Durante la era soviética, Aktau experimentó un importante crecimiento industrial y se desarrolló una infraestructura que favorecía la vida en el desierto. Tras la disolución de la URSS, la ciudad pasó a llamarse Aktau, lo que marcó el comienzo de la exploración de petróleo y gas en la zona. La floreciente industria petrolera impulsó la prosperidad de la ciudad y dio forma a su identidad moderna. Hoy en día, Aktau es un destino turístico en auge y se encuentra entre los diez lugares turísticos más populares de Kazajstán.
Aktau cuenta con un clima seco y desértico. La temperatura media en julio alcanza los 29 °C, y en ocasiones llega a los 45 °C. Los inviernos son relativamente suaves, con una temperatura media en enero de 1.4 °C. La mayoría de los turistas acuden a la ciudad durante el verano, en plena temporada de playa; sin embargo, la primavera y el otoño son épocas igualmente agradables para visitarla. El clima no es excesivamente caluroso y la primavera trae consigo la floración vibrante del desierto.
En 2022, la ciudad tiene una población de alrededor de 210,000 habitantes y está representada por una rica variedad de culturas, entre ellas kazajos, rusos, coreanos, ucranianos, tártaros, azerbaiyanos, chechenos y muchos otros. Los visitantes pueden comunicarse eficazmente tanto en kazajo como en ruso.
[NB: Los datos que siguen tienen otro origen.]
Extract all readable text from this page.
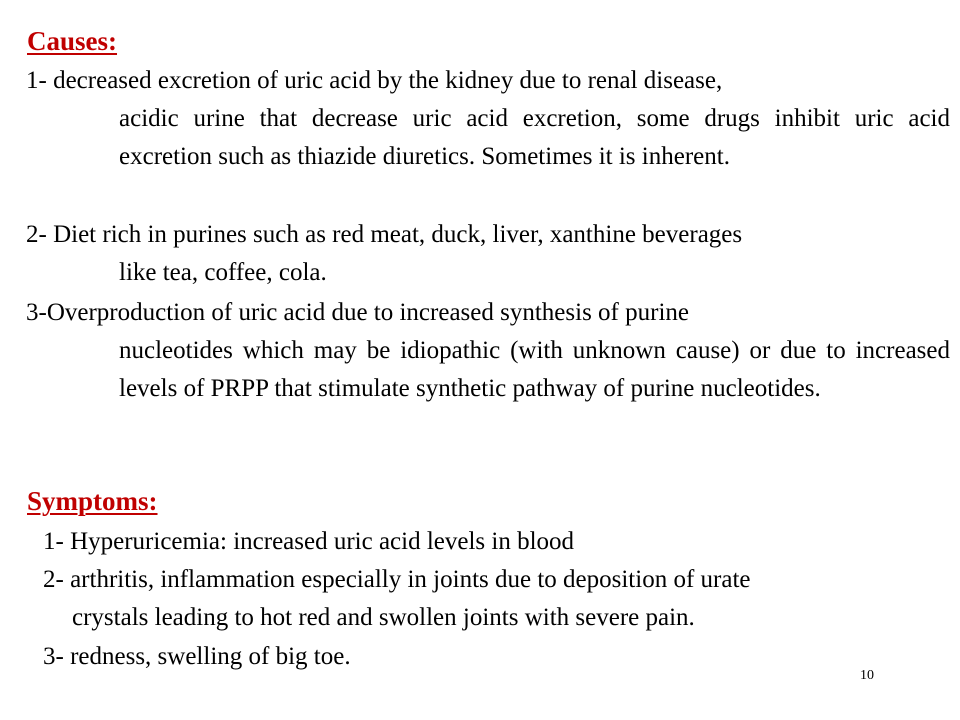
Causes:
1- decreased excretion of uric acid by the kidney due to renal disease,
acidic urine that decrease uric acid excretion, some drugs inhibit uric acid excretion such as thiazide diuretics. Sometimes it is inherent.
2- Diet rich in purines such as red meat, duck, liver, xanthine beverages
like tea, coffee, cola.
3-Overproduction of uric acid due to increased synthesis of purine
nucleotides which may be idiopathic (with unknown cause) or due to increased levels of PRPP that stimulate synthetic pathway of purine nucleotides.
Symptoms:
1- Hyperuricemia: increased uric acid levels in blood
2- arthritis, inflammation especially in joints due to deposition of urate
crystals leading to hot red and swollen joints with severe pain.
3- redness, swelling of big toe.
10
Cabe destacar que Aktau no tiene calles tradicionales, sino que la ciudad está dividida en microdistritos, la mayoría de los cuales están designados por códigos numéricos. Cuando los residentes proporcionan sus direcciones, generalmente mencionan el número del microdistrito, la casa y el número del apartamento, similar a un número de teléfono. Por ejemplo, un residente podría tener una dirección como 6-40-16, donde “6” indica el microdistrito, “40” el número de la casa y “16” el número del apartamento.
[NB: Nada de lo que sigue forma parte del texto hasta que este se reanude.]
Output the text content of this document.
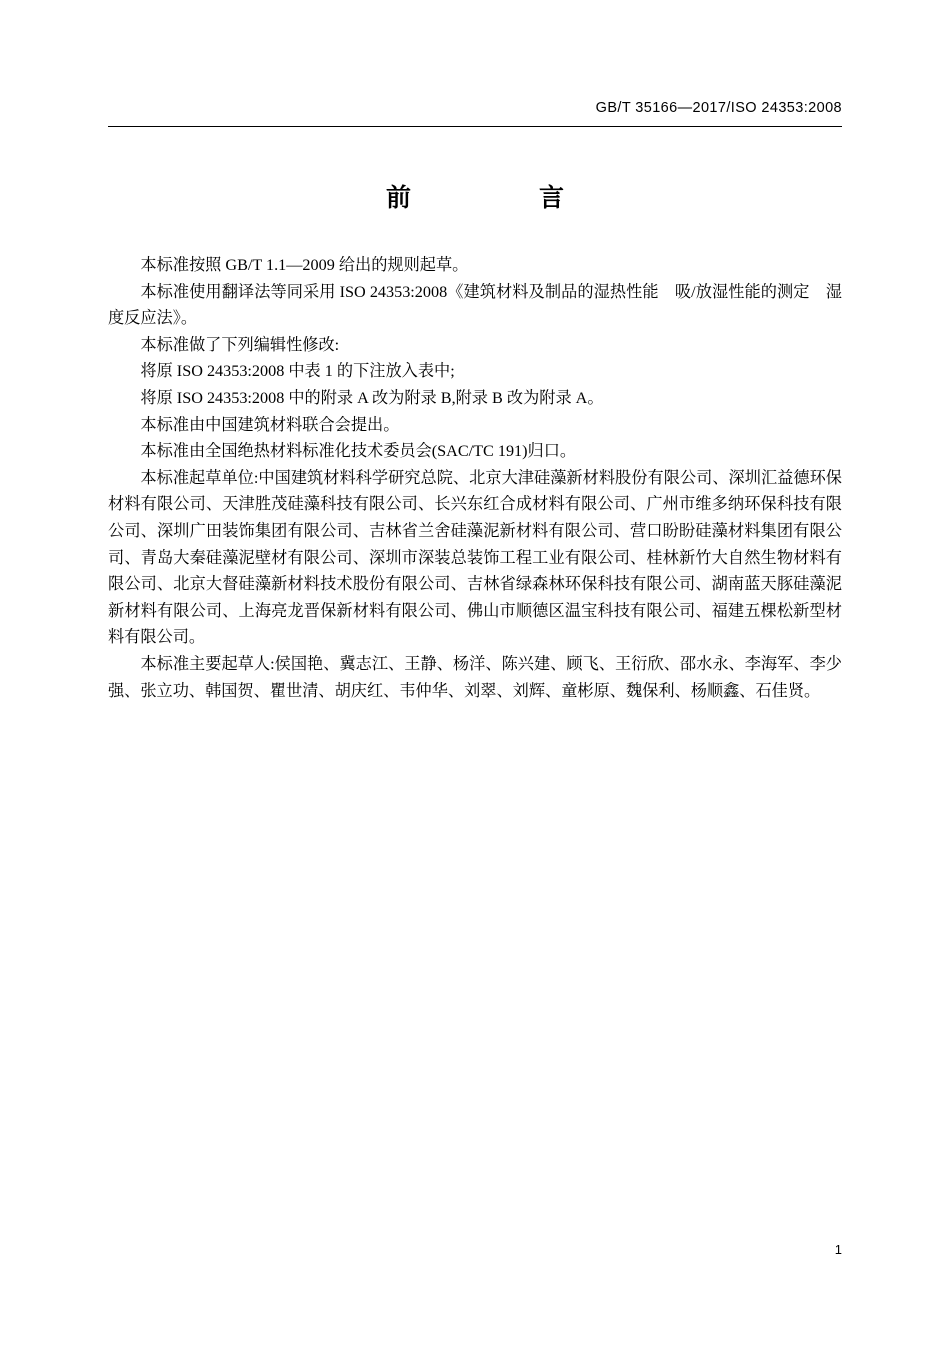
GB/T 35166—2017/ISO 24353:2008
前　　言

本标准按照 GB/T 1.1—2009 给出的规则起草。

本标准使用翻译法等同采用 ISO 24353:2008《建筑材料及制品的湿热性能　吸/放湿性能的测定　湿度反应法》。

本标准做了下列编辑性修改:

将原 ISO 24353:2008 中表 1 的下注放入表中;

将原 ISO 24353:2008 中的附录 A 改为附录 B,附录 B 改为附录 A。

本标准由中国建筑材料联合会提出。

本标准由全国绝热材料标准化技术委员会(SAC/TC 191)归口。

本标准起草单位:中国建筑材料科学研究总院、北京大津硅藻新材料股份有限公司、深圳汇益德环保材料有限公司、天津胜茂硅藻科技有限公司、长兴东红合成材料有限公司、广州市维多纳环保科技有限公司、深圳广田装饰集团有限公司、吉林省兰舍硅藻泥新材料有限公司、营口盼盼硅藻材料集团有限公司、青岛大秦硅藻泥壁材有限公司、深圳市深装总装饰工程工业有限公司、桂林新竹大自然生物材料有限公司、北京大督硅藻新材料技术股份有限公司、吉林省绿森林环保科技有限公司、湖南蓝天豚硅藻泥新材料有限公司、上海亮龙晋保新材料有限公司、佛山市顺德区温宝科技有限公司、福建五棵松新型材料有限公司。

本标准主要起草人:侯国艳、冀志江、王静、杨洋、陈兴建、顾飞、王衍欣、邵水永、李海军、李少强、张立功、韩国贺、瞿世清、胡庆红、韦仲华、刘翠、刘辉、童彬原、魏保利、杨顺鑫、石佳贤。

1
Debido a la falta de fuentes naturales de agua dulce, Aktau depende de una planta desalinizadora, MAEK, para su abastecimiento de agua potable. El agua de mar se evapora para producir agua destilada, que luego se mezcla con agua mineralizada de fuentes subterráneas. Después de la purificación y el enriquecimiento, esta agua se vuelve apta para el consumo humano.